Theresa Sherrer Davidson was born on in Marion, Ohio, the daughter of Frederick Anthony and Mary Alge Sherrer. She studied at Western Reserve University from 1910-1912 and graduated from Oberlin College with a B.A. in 1914 and an M.A. in 1915, graduating Phi Beta Kappa with majors in mathematics and classics. She taught both subjects at Martin College in Pulaski, Tennessee from 1915 to 1917. While there, she met Donald Davidson, a Vanderbilt University student who would become a leading southern literary figure - a founder of both The Agrarians and The Fugitives - and an ardent southern regionalist, racist, and pro-segregationist. They married in 1918.[1]
Theresa Davidson received a Bachelor of Laws degree from Vanderbilt in 1922, and was admitted to the Tennessee bar. She taught at Ward Belmont from 1923-1924 and was law librarian at the Vanderbilt University Law Library from 1924-1929. She began doctoral studies in classics at Vanderbilt under Clyde Pharr, with a focus on Roman law. They collaborated on the first translation of the Codex Theodosianus into English, with Davidson translating the first book of the Codex as her doctoral thesis. She graduated with a PhD in 1943. Davidson lectured on classics at Vanderbilt from 1942-1949. Pharr and Davidson had a falling out over credit for the Codex project, and Davidson took legal action. Davidson was credited as Associate Editor when the Codex was published by Princeton University Press.

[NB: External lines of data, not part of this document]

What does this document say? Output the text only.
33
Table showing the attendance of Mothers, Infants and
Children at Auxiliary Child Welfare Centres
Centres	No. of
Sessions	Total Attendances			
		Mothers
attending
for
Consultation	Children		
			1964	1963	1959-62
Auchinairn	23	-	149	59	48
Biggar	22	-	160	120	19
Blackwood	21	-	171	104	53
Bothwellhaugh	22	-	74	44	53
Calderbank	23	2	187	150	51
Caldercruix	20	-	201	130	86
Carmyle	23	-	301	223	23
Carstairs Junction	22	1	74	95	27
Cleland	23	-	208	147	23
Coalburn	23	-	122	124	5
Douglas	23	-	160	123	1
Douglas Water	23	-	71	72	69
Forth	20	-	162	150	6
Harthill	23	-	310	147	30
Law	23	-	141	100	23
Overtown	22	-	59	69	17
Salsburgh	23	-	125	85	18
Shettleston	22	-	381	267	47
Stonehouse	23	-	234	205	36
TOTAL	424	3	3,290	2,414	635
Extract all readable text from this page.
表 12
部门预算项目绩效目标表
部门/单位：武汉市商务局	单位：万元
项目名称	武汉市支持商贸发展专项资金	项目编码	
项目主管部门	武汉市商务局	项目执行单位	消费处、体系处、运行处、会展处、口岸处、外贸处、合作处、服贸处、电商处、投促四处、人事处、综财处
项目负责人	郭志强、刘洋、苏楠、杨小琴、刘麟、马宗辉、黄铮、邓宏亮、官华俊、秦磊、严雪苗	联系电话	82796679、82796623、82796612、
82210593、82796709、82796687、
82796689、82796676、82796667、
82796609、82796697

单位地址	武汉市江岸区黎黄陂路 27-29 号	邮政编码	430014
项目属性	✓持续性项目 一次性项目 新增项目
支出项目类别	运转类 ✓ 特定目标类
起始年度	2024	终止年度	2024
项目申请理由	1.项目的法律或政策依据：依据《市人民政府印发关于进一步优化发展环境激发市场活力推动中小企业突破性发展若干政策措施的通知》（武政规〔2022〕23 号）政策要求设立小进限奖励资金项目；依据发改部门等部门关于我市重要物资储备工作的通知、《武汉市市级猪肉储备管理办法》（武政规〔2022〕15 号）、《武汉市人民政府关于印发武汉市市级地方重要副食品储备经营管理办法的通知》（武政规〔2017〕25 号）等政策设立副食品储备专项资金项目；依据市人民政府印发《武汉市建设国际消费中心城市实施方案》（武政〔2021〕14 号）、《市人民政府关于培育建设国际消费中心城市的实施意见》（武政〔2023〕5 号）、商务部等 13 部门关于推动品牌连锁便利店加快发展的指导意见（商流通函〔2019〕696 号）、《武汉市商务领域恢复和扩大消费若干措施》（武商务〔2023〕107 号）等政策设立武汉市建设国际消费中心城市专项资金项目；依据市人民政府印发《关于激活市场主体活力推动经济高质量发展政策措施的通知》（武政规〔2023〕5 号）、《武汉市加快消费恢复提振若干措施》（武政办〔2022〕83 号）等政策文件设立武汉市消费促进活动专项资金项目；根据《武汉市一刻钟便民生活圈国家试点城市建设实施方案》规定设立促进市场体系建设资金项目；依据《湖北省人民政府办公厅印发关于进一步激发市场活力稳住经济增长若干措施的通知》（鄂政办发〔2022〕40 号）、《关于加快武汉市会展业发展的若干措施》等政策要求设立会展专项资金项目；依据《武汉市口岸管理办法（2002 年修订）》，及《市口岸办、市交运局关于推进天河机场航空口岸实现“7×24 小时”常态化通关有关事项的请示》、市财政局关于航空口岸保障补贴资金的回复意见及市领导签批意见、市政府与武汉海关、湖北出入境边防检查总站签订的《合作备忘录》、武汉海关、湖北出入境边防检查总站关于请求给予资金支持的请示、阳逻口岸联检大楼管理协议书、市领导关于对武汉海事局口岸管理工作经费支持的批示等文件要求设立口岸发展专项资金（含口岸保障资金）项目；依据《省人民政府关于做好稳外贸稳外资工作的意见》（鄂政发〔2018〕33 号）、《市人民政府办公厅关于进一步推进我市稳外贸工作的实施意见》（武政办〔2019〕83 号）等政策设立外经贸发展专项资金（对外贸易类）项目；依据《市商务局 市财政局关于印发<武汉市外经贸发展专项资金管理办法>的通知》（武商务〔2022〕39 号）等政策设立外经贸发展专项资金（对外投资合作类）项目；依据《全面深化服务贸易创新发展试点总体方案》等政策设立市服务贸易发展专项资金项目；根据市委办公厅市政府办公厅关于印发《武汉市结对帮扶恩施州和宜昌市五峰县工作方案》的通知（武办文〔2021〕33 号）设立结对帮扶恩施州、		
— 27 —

Davidson studied at the Cleveland School of Art in the early 1910s and under Nashville artist Leora Pearl Saunders in the 1930s.[2] [3] Davidson created woodcut illustrations for some of her husband's books: The Tennessee (1946 and 1948), a two volume part of the Rivers of America Series, Still Rebels, Still Yankees (1957), and The Long Street (1961). The illustrations were favorably received by book critics.
In 1957, Davidson was one of seventeen lawyers who defended sixteen defendants accused of violating an injunction by judge Robert L. Taylor prohibiting interference with the integration of Clinton High School in Clinton, Tennessee.[4] The school was the subject of violent anti-desegregation protests and was the target of a terrorist bombing in 1958.
Theresa Sherrer Davidson died on 23 September 1986 in Nashville.[5]